The setup for the Rauch Comparison Theorem is very wordy, but the claim follows immediately from comparison with $\mathbb{R}^m$.

Assume that $M$ is a Riemannian manifold with nonpositive sectional curvature, that $p\in M$, and that $\gamma:\left[0,T\right]\to M$ is any unit speed geodesic originating at $p$. Let $m=dim(M)$. Take any Jacobian vector field $J$ along $\gamma$ with $J(0)=0$ and $||J'(0)||>0$.

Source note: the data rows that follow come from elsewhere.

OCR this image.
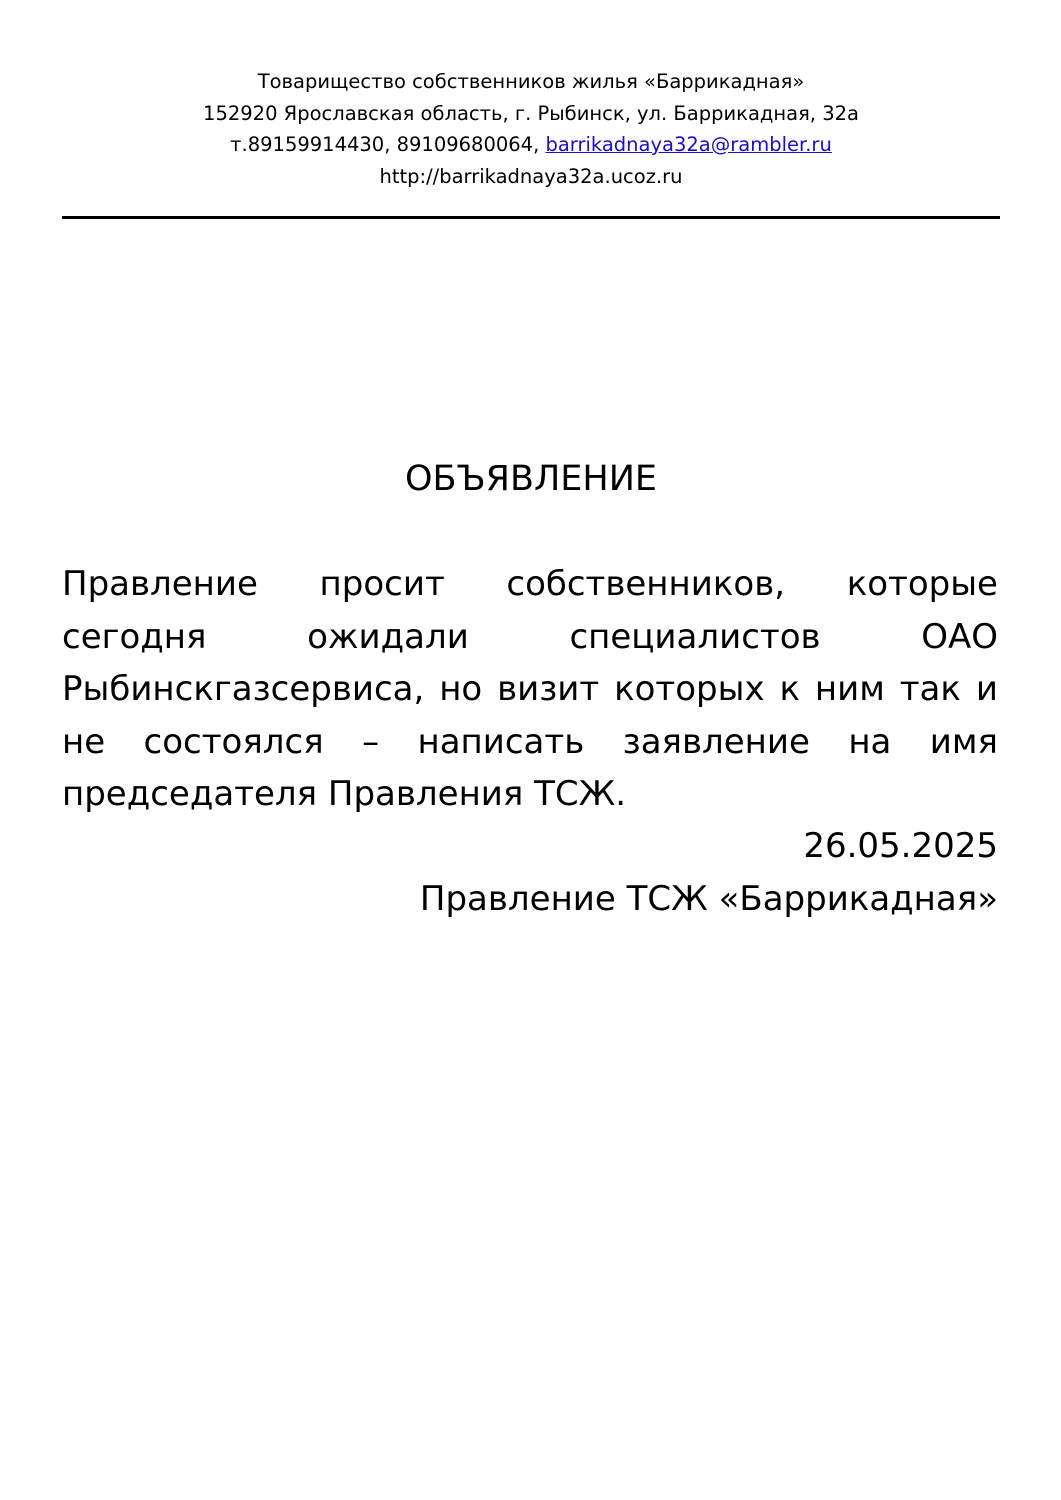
Товарищество собственников жилья «Баррикадная»
152920 Ярославская область, г. Рыбинск, ул. Баррикадная, 32а
т.89159914430, 89109680064, barrikadnaya32a@rambler.ru
http://barrikadnaya32a.ucoz.ru
ОБЪЯВЛЕНИЕ
Правление просит собственников, которые
сегодня	ожидали	специалистов	ОАО
Рыбинскгазсервиса, но визит которых к ним так и
не состоялся – написать заявление на имя
председателя Правления ТСЖ.
26.05.2025
Правление ТСЖ «Баррикадная»
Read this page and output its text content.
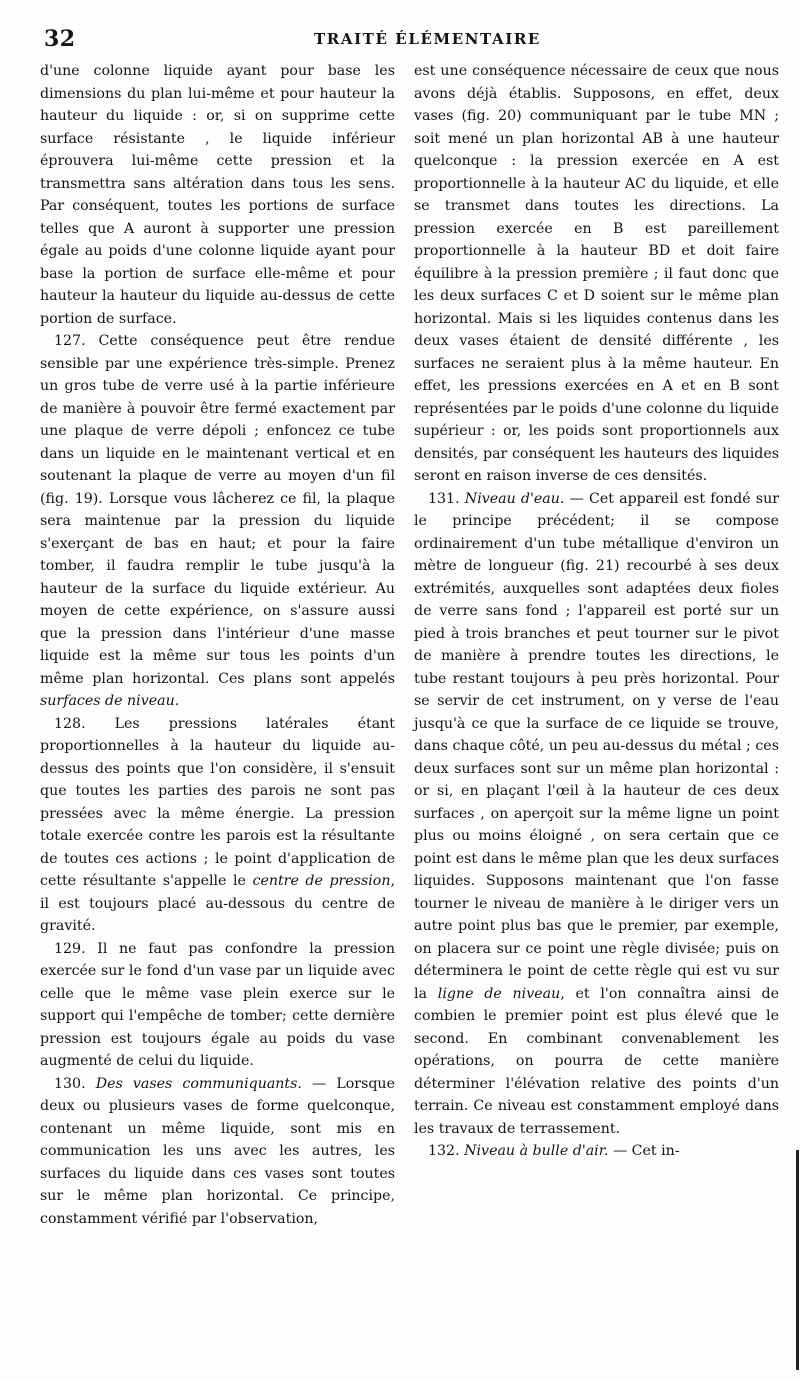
32	TRAITÉ ÉLÉMENTAIRE

d'une colonne liquide ayant pour base les dimensions du plan lui-même et pour hauteur la hauteur du liquide : or, si on supprime cette surface résistante , le liquide inférieur éprouvera lui-même cette pression et la transmettra sans altération dans tous les sens. Par conséquent, toutes les portions de surface telles que A auront à supporter une pression égale au poids d'une colonne liquide ayant pour base la portion de surface elle-même et pour hauteur la hauteur du liquide au-dessus de cette portion de surface.

127. Cette conséquence peut être rendue sensible par une expérience très-simple. Prenez un gros tube de verre usé à la partie inférieure de manière à pouvoir être fermé exactement par une plaque de verre dépoli ; enfoncez ce tube dans un liquide en le maintenant vertical et en soutenant la plaque de verre au moyen d'un fil (fig. 19). Lorsque vous lâcherez ce fil, la plaque sera maintenue par la pression du liquide s'exerçant de bas en haut; et pour la faire tomber, il faudra remplir le tube jusqu'à la hauteur de la surface du liquide extérieur. Au moyen de cette expérience, on s'assure aussi que la pression dans l'intérieur d'une masse liquide est la même sur tous les points d'un même plan horizontal. Ces plans sont appelés surfaces de niveau.

128. Les pressions latérales étant proportionnelles à la hauteur du liquide au-dessus des points que l'on considère, il s'ensuit que toutes les parties des parois ne sont pas pressées avec la même énergie. La pression totale exercée contre les parois est la résultante de toutes ces actions ; le point d'application de cette résultante s'appelle le centre de pression, il est toujours placé au-dessous du centre de gravité.

129. Il ne faut pas confondre la pression exercée sur le fond d'un vase par un liquide avec celle que le même vase plein exerce sur le support qui l'empêche de tomber; cette dernière pression est toujours égale au poids du vase augmenté de celui du liquide.

130. Des vases communiquants. — Lorsque deux ou plusieurs vases de forme quelconque, contenant un même liquide, sont mis en communication les uns avec les autres, les surfaces du liquide dans ces vases sont toutes sur le même plan horizontal. Ce principe, constamment vérifié par l'observation,

est une conséquence nécessaire de ceux que nous avons déjà établis. Supposons, en effet, deux vases (fig. 20) communiquant par le tube MN ; soit mené un plan horizontal AB à une hauteur quelconque : la pression exercée en A est proportionnelle à la hauteur AC du liquide, et elle se transmet dans toutes les directions. La pression exercée en B est pareillement proportionnelle à la hauteur BD et doit faire équilibre à la pression première ; il faut donc que les deux surfaces C et D soient sur le même plan horizontal. Mais si les liquides contenus dans les deux vases étaient de densité différente , les surfaces ne seraient plus à la même hauteur. En effet, les pressions exercées en A et en B sont représentées par le poids d'une colonne du liquide supérieur : or, les poids sont proportionnels aux densités, par conséquent les hauteurs des liquides seront en raison inverse de ces densités.

131. Niveau d'eau. — Cet appareil est fondé sur le principe précédent; il se compose ordinairement d'un tube métallique d'environ un mètre de longueur (fig. 21) recourbé à ses deux extrémités, auxquelles sont adaptées deux fioles de verre sans fond ; l'appareil est porté sur un pied à trois branches et peut tourner sur le pivot de manière à prendre toutes les directions, le tube restant toujours à peu près horizontal. Pour se servir de cet instrument, on y verse de l'eau jusqu'à ce que la surface de ce liquide se trouve, dans chaque côté, un peu au-dessus du métal ; ces deux surfaces sont sur un même plan horizontal : or si, en plaçant l'œil à la hauteur de ces deux surfaces , on aperçoit sur la même ligne un point plus ou moins éloigné , on sera certain que ce point est dans le même plan que les deux surfaces liquides. Supposons maintenant que l'on fasse tourner le niveau de manière à le diriger vers un autre point plus bas que le premier, par exemple, on placera sur ce point une règle divisée; puis on déterminera le point de cette règle qui est vu sur la ligne de niveau, et l'on connaîtra ainsi de combien le premier point est plus élevé que le second. En combinant convenablement les opérations, on pourra de cette manière déterminer l'élévation relative des points d'un terrain. Ce niveau est constamment employé dans les travaux de terrassement.

132. Niveau à bulle d'air. — Cet in-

Let $\tilde\gamma(t)=(t,0,0,...,0)$ be a unit-speed geodesic in $\mathbb{R}^m$. Let $\tilde{J}$ be the Jacobian vector field along $\tilde\gamma$ satisfying $\tilde{J}(0)=0$, $\tilde{J}'(0)=(<\gamma'(0),J'(0)>,(||J'(0)||^2-<\gamma'(0),J'(0)>^2)^\frac{1}{2},0,0,...,0)$. Then $J(0)=0=\tilde{J}(0)$, $||\tilde{J}'(0)||=||J'(0)||$, and $<\tilde{\gamma}'(0),\tilde{J}'(0)>=<\gamma(0),J'(0)>$.

For all $t\in\left[0,T\right]$, $max(K(\gamma'(t),X))\leq0=min(\tilde{K}(\tilde{\gamma}'(t),\tilde{X}))$ and $dim(\mathbb{R}^m)\leq dim(M)$ so, by the Rauch Comparison Theorem, $||J(t)||\geq||\tilde{J}(t)||$ for all $t\in\left[0,T\right]$. In particular, since $\mathbb{R}^m$ has no conjugate points, $\tilde{J}'(0)\not=0$ guarantees that $||\tilde{J}||>0$ for all positive $t$, hence $||J(t)||>0$ for all positive $t$, thus $p$ has no conjugate points along $\gamma$.

Since $p$ and $\gamma$ were arbitrary, $M$ has no conjugate points.